Sometimes I think some people don’t fully appreciate just how much interest rates affect your purchasing power and monthly payment. I like to use the following rule of thumb:
When interest rates go up one percent your purchasing power goes down ten percent.
That’s big.
What I mean is the monthly payment would be approximately the same if you bump the interest rate up one percent and the price down ten percent. For more detail check out Price Isn’t Everything When Buying a Home from a year ago (handy chart included).
Interest rates in real life
After sitting below 5% for a few months, the national average interest rate for a 30-year fixed rate mortgage moved up from 4.91% to 5.59% over a recent two-week period.
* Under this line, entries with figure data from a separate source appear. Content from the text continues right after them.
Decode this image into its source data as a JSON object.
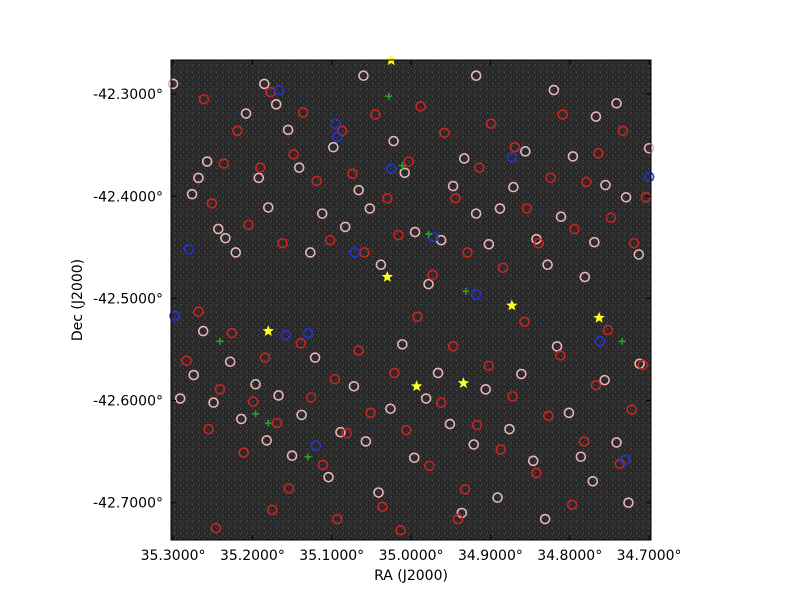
{
  "chart_data": {
    "type": "scatter",
    "title": "",
    "xlabel": "RA (J2000)",
    "ylabel": "Dec (J2000)",
    "x_reversed": true,
    "xlim": [
      35.3026,
      34.6976
    ],
    "ylim": [
      -42.7365,
      -42.2666
    ],
    "x_ticks": [
      {
        "value": 35.3,
        "label": "35.3000°"
      },
      {
        "value": 35.2,
        "label": "35.2000°"
      },
      {
        "value": 35.1,
        "label": "35.1000°"
      },
      {
        "value": 35.0,
        "label": "35.0000°"
      },
      {
        "value": 34.9,
        "label": "34.9000°"
      },
      {
        "value": 34.8,
        "label": "34.8000°"
      },
      {
        "value": 34.7,
        "label": "34.7000°"
      }
    ],
    "y_ticks": [
      {
        "value": -42.3,
        "label": "-42.3000°"
      },
      {
        "value": -42.4,
        "label": "-42.4000°"
      },
      {
        "value": -42.5,
        "label": "-42.5000°"
      },
      {
        "value": -42.6,
        "label": "-42.6000°"
      },
      {
        "value": -42.7,
        "label": "-42.7000°"
      }
    ],
    "background": "#2b2b2b",
    "grid": false,
    "series": [
      {
        "marker": "circle",
        "color": "#e8b4b8",
        "points": [
          [
            35.276,
            -42.398
          ],
          [
            35.268,
            -42.382
          ],
          [
            35.257,
            -42.366
          ],
          [
            35.243,
            -42.432
          ],
          [
            35.234,
            -42.441
          ],
          [
            35.221,
            -42.455
          ],
          [
            35.208,
            -42.319
          ],
          [
            35.192,
            -42.382
          ],
          [
            35.18,
            -42.411
          ],
          [
            35.17,
            -42.31
          ],
          [
            35.155,
            -42.335
          ],
          [
            35.141,
            -42.372
          ],
          [
            35.127,
            -42.455
          ],
          [
            35.112,
            -42.417
          ],
          [
            35.098,
            -42.352
          ],
          [
            35.083,
            -42.43
          ],
          [
            35.066,
            -42.394
          ],
          [
            35.052,
            -42.412
          ],
          [
            35.038,
            -42.467
          ],
          [
            35.022,
            -42.346
          ],
          [
            35.008,
            -42.377
          ],
          [
            34.995,
            -42.435
          ],
          [
            34.978,
            -42.486
          ],
          [
            34.962,
            -42.443
          ],
          [
            34.947,
            -42.39
          ],
          [
            34.933,
            -42.363
          ],
          [
            34.918,
            -42.417
          ],
          [
            34.902,
            -42.447
          ],
          [
            34.888,
            -42.412
          ],
          [
            34.871,
            -42.391
          ],
          [
            34.856,
            -42.356
          ],
          [
            34.842,
            -42.442
          ],
          [
            34.828,
            -42.467
          ],
          [
            34.811,
            -42.42
          ],
          [
            34.796,
            -42.361
          ],
          [
            34.781,
            -42.479
          ],
          [
            34.769,
            -42.445
          ],
          [
            34.755,
            -42.389
          ],
          [
            34.741,
            -42.309
          ],
          [
            34.729,
            -42.401
          ],
          [
            34.713,
            -42.457
          ],
          [
            35.291,
            -42.598
          ],
          [
            35.274,
            -42.575
          ],
          [
            35.262,
            -42.532
          ],
          [
            35.249,
            -42.602
          ],
          [
            35.228,
            -42.562
          ],
          [
            35.214,
            -42.618
          ],
          [
            35.196,
            -42.584
          ],
          [
            35.182,
            -42.639
          ],
          [
            35.167,
            -42.595
          ],
          [
            35.15,
            -42.654
          ],
          [
            35.138,
            -42.614
          ],
          [
            35.121,
            -42.558
          ],
          [
            35.104,
            -42.675
          ],
          [
            35.089,
            -42.631
          ],
          [
            35.072,
            -42.586
          ],
          [
            35.057,
            -42.64
          ],
          [
            35.041,
            -42.69
          ],
          [
            35.026,
            -42.608
          ],
          [
            35.011,
            -42.545
          ],
          [
            34.996,
            -42.656
          ],
          [
            34.981,
            -42.598
          ],
          [
            34.966,
            -42.573
          ],
          [
            34.951,
            -42.623
          ],
          [
            34.936,
            -42.71
          ],
          [
            34.921,
            -42.643
          ],
          [
            34.906,
            -42.589
          ],
          [
            34.891,
            -42.695
          ],
          [
            34.876,
            -42.628
          ],
          [
            34.861,
            -42.574
          ],
          [
            34.846,
            -42.659
          ],
          [
            34.831,
            -42.716
          ],
          [
            34.816,
            -42.547
          ],
          [
            34.801,
            -42.612
          ],
          [
            34.786,
            -42.655
          ],
          [
            34.771,
            -42.679
          ],
          [
            34.756,
            -42.58
          ],
          [
            34.741,
            -42.641
          ],
          [
            34.726,
            -42.7
          ],
          [
            34.712,
            -42.564
          ],
          [
            35.3,
            -42.29
          ],
          [
            35.185,
            -42.29
          ],
          [
            35.06,
            -42.282
          ],
          [
            34.918,
            -42.282
          ],
          [
            34.82,
            -42.296
          ],
          [
            34.767,
            -42.322
          ],
          [
            34.7,
            -42.353
          ]
        ]
      },
      {
        "marker": "circle",
        "color": "#cc2222",
        "points": [
          [
            35.261,
            -42.305
          ],
          [
            35.251,
            -42.407
          ],
          [
            35.236,
            -42.368
          ],
          [
            35.219,
            -42.336
          ],
          [
            35.205,
            -42.428
          ],
          [
            35.19,
            -42.372
          ],
          [
            35.177,
            -42.298
          ],
          [
            35.162,
            -42.446
          ],
          [
            35.148,
            -42.359
          ],
          [
            35.136,
            -42.318
          ],
          [
            35.119,
            -42.385
          ],
          [
            35.102,
            -42.443
          ],
          [
            35.087,
            -42.336
          ],
          [
            35.074,
            -42.378
          ],
          [
            35.059,
            -42.455
          ],
          [
            35.045,
            -42.32
          ],
          [
            35.03,
            -42.402
          ],
          [
            35.016,
            -42.438
          ],
          [
            35.003,
            -42.366
          ],
          [
            34.988,
            -42.312
          ],
          [
            34.973,
            -42.477
          ],
          [
            34.958,
            -42.338
          ],
          [
            34.944,
            -42.402
          ],
          [
            34.929,
            -42.455
          ],
          [
            34.914,
            -42.372
          ],
          [
            34.899,
            -42.329
          ],
          [
            34.884,
            -42.47
          ],
          [
            34.869,
            -42.352
          ],
          [
            34.854,
            -42.412
          ],
          [
            34.839,
            -42.446
          ],
          [
            34.824,
            -42.382
          ],
          [
            34.809,
            -42.32
          ],
          [
            34.794,
            -42.432
          ],
          [
            34.779,
            -42.386
          ],
          [
            34.764,
            -42.358
          ],
          [
            34.748,
            -42.421
          ],
          [
            34.733,
            -42.336
          ],
          [
            34.719,
            -42.446
          ],
          [
            34.704,
            -42.401
          ],
          [
            35.283,
            -42.561
          ],
          [
            35.268,
            -42.513
          ],
          [
            35.255,
            -42.628
          ],
          [
            35.241,
            -42.589
          ],
          [
            35.226,
            -42.534
          ],
          [
            35.211,
            -42.651
          ],
          [
            35.199,
            -42.601
          ],
          [
            35.184,
            -42.558
          ],
          [
            35.169,
            -42.622
          ],
          [
            35.154,
            -42.686
          ],
          [
            35.139,
            -42.544
          ],
          [
            35.126,
            -42.597
          ],
          [
            35.111,
            -42.663
          ],
          [
            35.096,
            -42.579
          ],
          [
            35.081,
            -42.632
          ],
          [
            35.066,
            -42.551
          ],
          [
            35.051,
            -42.612
          ],
          [
            35.036,
            -42.704
          ],
          [
            35.021,
            -42.573
          ],
          [
            35.006,
            -42.629
          ],
          [
            34.992,
            -42.518
          ],
          [
            34.977,
            -42.664
          ],
          [
            34.962,
            -42.602
          ],
          [
            34.947,
            -42.547
          ],
          [
            34.932,
            -42.687
          ],
          [
            34.917,
            -42.624
          ],
          [
            34.902,
            -42.566
          ],
          [
            34.887,
            -42.648
          ],
          [
            34.872,
            -42.596
          ],
          [
            34.857,
            -42.523
          ],
          [
            34.842,
            -42.671
          ],
          [
            34.827,
            -42.615
          ],
          [
            34.812,
            -42.556
          ],
          [
            34.797,
            -42.702
          ],
          [
            34.782,
            -42.64
          ],
          [
            34.767,
            -42.585
          ],
          [
            34.752,
            -42.531
          ],
          [
            34.737,
            -42.662
          ],
          [
            34.722,
            -42.609
          ],
          [
            34.708,
            -42.565
          ],
          [
            35.246,
            -42.725
          ],
          [
            35.175,
            -42.707
          ],
          [
            35.093,
            -42.716
          ],
          [
            35.013,
            -42.727
          ],
          [
            34.941,
            -42.716
          ]
        ]
      },
      {
        "marker": "circle",
        "color": "#2233dd",
        "points": [
          [
            35.28,
            -42.452
          ],
          [
            35.298,
            -42.517
          ],
          [
            35.166,
            -42.296
          ],
          [
            35.158,
            -42.536
          ],
          [
            35.13,
            -42.534
          ],
          [
            35.095,
            -42.329
          ],
          [
            35.093,
            -42.342
          ],
          [
            35.071,
            -42.455
          ],
          [
            35.025,
            -42.373
          ],
          [
            34.972,
            -42.44
          ],
          [
            34.918,
            -42.496
          ],
          [
            34.873,
            -42.362
          ],
          [
            34.762,
            -42.542
          ],
          [
            34.7,
            -42.381
          ],
          [
            34.73,
            -42.658
          ],
          [
            35.12,
            -42.644
          ]
        ]
      },
      {
        "marker": "plus",
        "color": "#22aa22",
        "points": [
          [
            35.241,
            -42.542
          ],
          [
            35.196,
            -42.613
          ],
          [
            35.18,
            -42.622
          ],
          [
            35.011,
            -42.37
          ],
          [
            34.978,
            -42.437
          ],
          [
            34.931,
            -42.493
          ],
          [
            34.734,
            -42.542
          ],
          [
            35.13,
            -42.655
          ],
          [
            35.028,
            -42.302
          ]
        ]
      },
      {
        "marker": "star",
        "color": "#ffff22",
        "points": [
          [
            35.18,
            -42.532
          ],
          [
            35.03,
            -42.479
          ],
          [
            34.993,
            -42.586
          ],
          [
            34.934,
            -42.583
          ],
          [
            34.873,
            -42.507
          ],
          [
            34.763,
            -42.519
          ],
          [
            35.025,
            -42.267
          ]
        ]
      }
    ]
  }
}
That’s just over half a point. Doesn’t sound like much, right?
Let’s say you you were buying a $200,000 house with 10% down, leaving a loan of $180,000. That little bit of movement would bump your payment up by $76 a month. Aside from the impact on your debt to income ratio and how it might affect qualifying for a loan, that little bump would mean more than $27,000 in interest over the life of the loan.
Of course this works in both directions, hence the aforementioned rule of thumb.
Bottom Line
Keep your eye on interest rates and remember that when rates go up one percent your purchasing power goes down ten percent.
If you’re in the market to buy a house, talk to your agent and your lender about the importance of locking your interest rate.